Na realidade, era o “tartufo” da consagrada obra do francês Molière. Em duas operações da Polícia Federal — uma delas engavetada por mais de dois anos pelo procurador-geral da República, Roberto Gurgel — comprovou-se a ligação do senador Demóstenes com a organização criminosa cujo chefe era Carlinhos Cachoeira.

Hoje, perante a Comissão Parlamentar Mista de Inquérito (CPMI) voltada a apurar os tentáculos da organização delinquencial de Cachoeira, o senador Demóstenes mostrou, como já havia ocorrido no seu depoimento longo, mentiroso e inconsistente, à Comissão de Ética do Senado, mais uma das suas facetas. Demóstenes adota o comportamento de capo (chefe) mafioso.

Um mafioso à siciliana. Sem o terno listrado, o par de sapatos bicolor nem o charuto cubano. O mafioso siciliano se veste discretamente e, no máximo, calça o anel de família. Demóstenes estava com vestes discretas e, pelo misticismo apresentado em pronunciamento estudado, parecia pronto para a primeira comunhão.

Todo o capo da Cosa Nostra, quer da siciliana quer da máfia sículo-norte-americana, apresenta-se em audiências públicas, perante a Justiça ou no Parlamento, como homem que observa com rigor os preceitos bíblicos e os do Novo Testamento.

No maxiprocesso decorrente do trabalho do juiz Giovanni Falcone, dinamitado pela Cosa Nostra, vários capi-mafia (chefões da Máfia) foram ouvidos. Todos, sem exceção, portavam e expunham para que todos vissem um exemplar da Bíblia ou exagerados rosários, com um enorme crucifixo pendurado.

Antes de mergulhar em profundo silêncio e de modo a não responder às perguntas acusatórias, os supracitados capi mafiosos falavam sobre Deus e faziam ecoar nas salas das audiências dos Tribunais colocações místicas. Demóstenes, no depoimento à CPMI, quis passar a imagem de místico e valoroso: “Aproximei-me muito dos homens e afastei-me de Deus”.

Numa síntese apertada, Demóstenes apresentou um novo personagem, uma vez que já despojado das vestes de Varão de Virago. Fez o tipo papa-hóstia, rato de sacristia, dono de franchising evangélica ou de um falso demiurgo enquadrável no Código Penal.

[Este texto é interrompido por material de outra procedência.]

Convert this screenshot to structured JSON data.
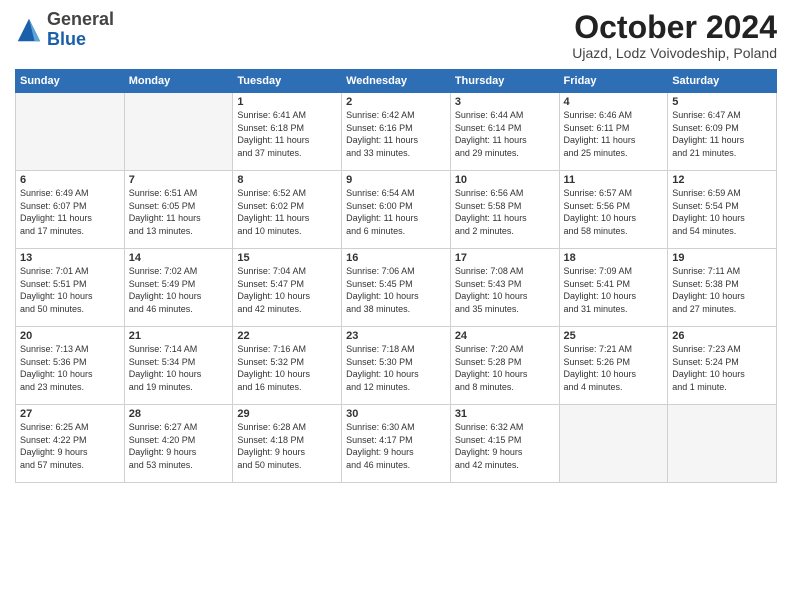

Demóstenes não quis ajudar na apuração da CPMI. Protegeu Cachoeira, que disse não saber que comandava a jogatina organizada na Goiás onde Demóstenes foi delegado de polícia, secretário de segurança pública, promotor criminal e procurador da Justiça. Tudo antes de chegar ao Senado.

Como desculpa esfarrapada, Demóstenes ofertou aos membros da CPMI, como se não pudessem requisitar, o relato dado à Comissão de Ética onde é acusado de faltar com a verdade em manifestação no Parlamento sobre a legalização dos jogos eletrônicos de azar.

Em outras palavras, Demóstenes não engana mais ninguém. Agora, comporta-se como um mafioso. Um capo silencioso, religioso e de valores supremos.

Certa vez, acompanhei o depoimento de um capo-mafia. Ele já havia integrado o órgão de cúpula, a comissão de governo, da Cosa Nostra siciliana. Esse capo-mafia, Antonino Salamone, levou um exemplar da Bíblia, disse que era muito religioso e se recusava, pelos seus valores morais, a responder acusações infundadas. Não respondeu a nenhuma pergunta formulada pelo juiz em depoimento numa carta-rogatória da Justiça italiana.

Outro, Bernardo Provenzano, ex-chefe-dos-chefes (capo dei capi) da Cosa Nostra siciliana, mandava ordens por meio de bilhetes. E cada destinatário era identificado pelo número de um versículo bíblico. Num exemplo da classificação de Provenzano, Demóstenes poderia ser o versículo 171.

Pano rápido. Demóstenes tem a esperança de não será cassado. Aposta no voto secreto e já se aproximou de Renan Calheiros, que antes reprovava.